LOS ANGELES — The perfect game bid was alive. The Dodger Stadium crowd was locked in. And then a routine ground ball rolled through Mookie Betts’ glove like it had somewhere else to be.
Yoshinobu Yamamoto was six outs away from perfection Sunday afternoon against the Chicago White Sox. He had carved through 22 batters without a baserunner. But in the bottom of the eighth, with two outs, White Sox hitter Miguel Vargas chopped a two-hopper to second base — the kind of play Betts has made ten thousand times. He didn’t make this one.
Betts didn’t wait for the question to come. He didn’t deflect. He didn’t blame the sun, the hop, or the stakes. He went straight to accountability.

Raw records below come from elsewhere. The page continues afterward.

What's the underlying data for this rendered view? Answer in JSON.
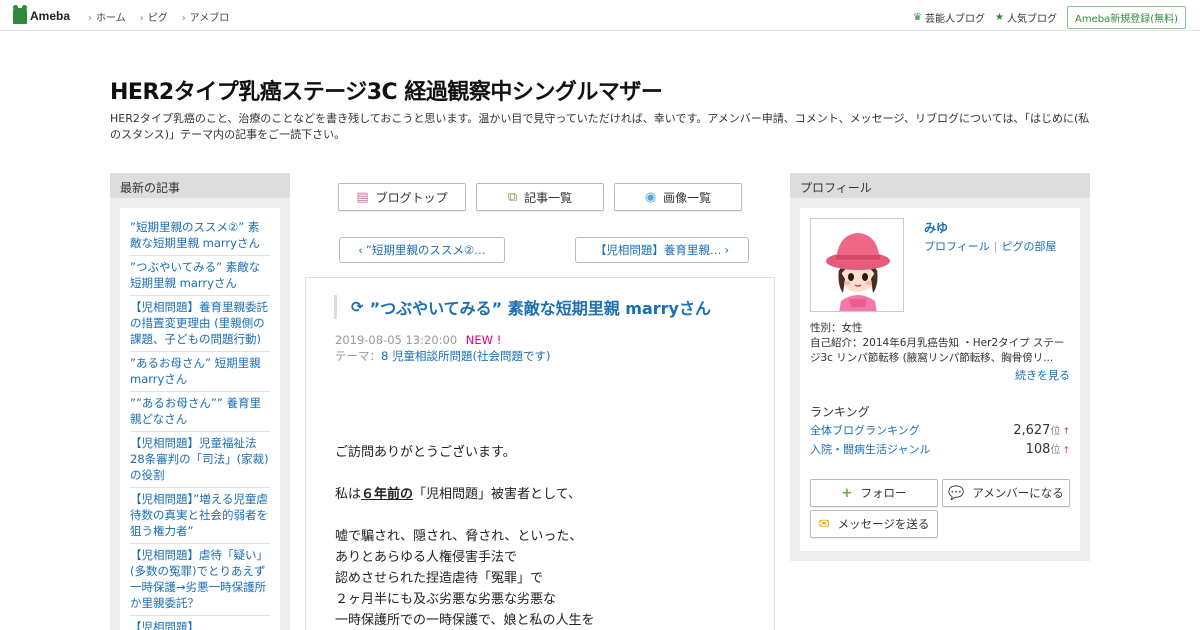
{
  "header_bar": {
    "logo": "Ameba",
    "nav": [
      "ホーム",
      "ピグ",
      "アメブロ"
    ],
    "right_links": [
      "芸能人ブログ",
      "人気ブログ"
    ],
    "register": "Ameba新規登録(無料)"
  },
  "blog": {
    "title": "HER2タイプ乳癌ステージ3C 経過観察中シングルマザー",
    "description": "HER2タイプ乳癌のこと、治療のことなどを書き残しておこうと思います。温かい目で見守っていただければ、幸いです。アメンバー申請、コメント、メッセージ、リブログについては、「はじめに(私のスタンス)」テーマ内の記事をご一読下さい。"
  },
  "recent": {
    "heading": "最新の記事",
    "items": [
      "”短期里親のススメ②” 素敵な短期里親 marryさん",
      "”つぶやいてみる” 素敵な短期里親 marryさん",
      "【児相問題】養育里親委託の措置変更理由 (里親側の課題、子どもの問題行動)",
      "”あるお母さん” 短期里親 marryさん",
      "””あるお母さん”” 養育里親どなさん",
      "【児相問題】児童福祉法28条審判の「司法」(家裁)の役割",
      "【児相問題】”増える児童虐待数の真実と社会的弱者を狙う権力者”",
      "【児相問題】虐待「疑い」(多数の冤罪)でとりあえず一時保護→劣悪一時保護所か里親委託？",
      "【児相問題】"
    ]
  },
  "center_nav": {
    "blog_top": "ブログトップ",
    "article_list": "記事一覧",
    "image_list": "画像一覧",
    "prev": "”短期里親のススメ②…",
    "next": "【児相問題】養育里親…"
  },
  "article": {
    "title": "”つぶやいてみる” 素敵な短期里親 marryさん",
    "date": "2019-08-05 13:20:00",
    "new_badge": "NEW !",
    "theme_label": "テーマ：",
    "theme": "8 児童相談所問題(社会問題です)",
    "line1": "ご訪問ありがとうございます。",
    "line2_pre": "私は",
    "line2_em": "６年前の",
    "line2_post": "「児相問題」被害者として、",
    "line3": "嘘で騙され、隠され、脅され、といった、",
    "line4": "ありとあらゆる人権侵害手法で",
    "line5": "認めさせられた捏造虐待「冤罪」で",
    "line6": "２ヶ月半にも及ぶ劣悪な劣悪な劣悪な",
    "line7": "一時保護所での一時保護で、娘と私の人生を"
  },
  "profile": {
    "heading": "プロフィール",
    "name": "みゆ",
    "link_profile": "プロフィール",
    "link_pig": "ピグの部屋",
    "gender": "性別：女性",
    "intro": "自己紹介：2014年6月乳癌告知 ・Her2タイプ ステージ3c リンパ節転移 (腋窩リンパ節転移、胸骨傍リ...",
    "more": "続きを見る",
    "ranking_heading": "ランキング",
    "rankings": [
      {
        "name": "全体ブログランキング",
        "value": "2,627",
        "unit": "位"
      },
      {
        "name": "入院・闘病生活ジャンル",
        "value": "108",
        "unit": "位"
      }
    ],
    "follow": "フォロー",
    "amember": "アメンバーになる",
    "message": "メッセージを送る"
  },
  "colors": {
    "link": "#1a6fb5",
    "brand_green": "#2d8c3c",
    "new_badge": "#e4007f"
  }
}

“Just a routine ground ball that I missed,” Betts said after the Dodgers’ 7-1 win. “I’m not making any excuses. Obviously, with the situation going on, it was great, but I think us winning is the most important thing. That’s all we care about.”
He knew exactly what was at stake. Everyone in the ballpark did. Betts acknowledged he was “very aware” of Yamamoto’s perfect game bid, but insisted that awareness didn’t add pressure.
“I did everything I was supposed to do,” Betts said. “Just didn’t catch the ball.”
Yamamoto’s Resilience — and One Swing That Changed the Story
Yamamoto didn’t unravel after Betts’ error. He got the next batter to end the eighth with no runs allowed, then jogged back out for the ninth with a no-hitter still intact. But on the second batter of the final frame, Tristan Peters deposited a solo home run to left field. That was it — one hit, one run, seven strikeouts, 109 pitches.
It was a dominant outing by any measure. But the perfect game, and later the no-hitter, were both gone.
Betts was quick to praise his teammate after the game, calling him a master of his craft.
“He was in the zone, he kept it out of the middle, kept him off balance,” Betts said. “That’s just Yoshi being Yoshi. I’m glad he’s on our team.”
Shohei Ohtani’s Return and a Series That Still Ended Right
The Dodgers avoided what could have been a deflating Sunday by stacking runs and finishing the series win. It helped that Shohei Ohtani was back in the lineup after a brief absence — and Betts didn’t downplay what that meant.
“Anytime you can get the best player in the world back in your lineup, it’s definitely gonna help,” Betts said. “And he showed that immediately.”
Betts himself went 3-for-5 with three runs scored, adding a reminder that even on a day when a single play becomes the headline, he remains one of baseball’s most dangerous table-setters.
For Yamamoto, the numbers will show a near-miss. For Betts, the story will be the error he owned before anyone asked. But for the Dodgers, the bottom line is simple: they left Sunday with a win, their ace feeling good, and a star second baseman whose honesty might mean more than any perfect game ever could.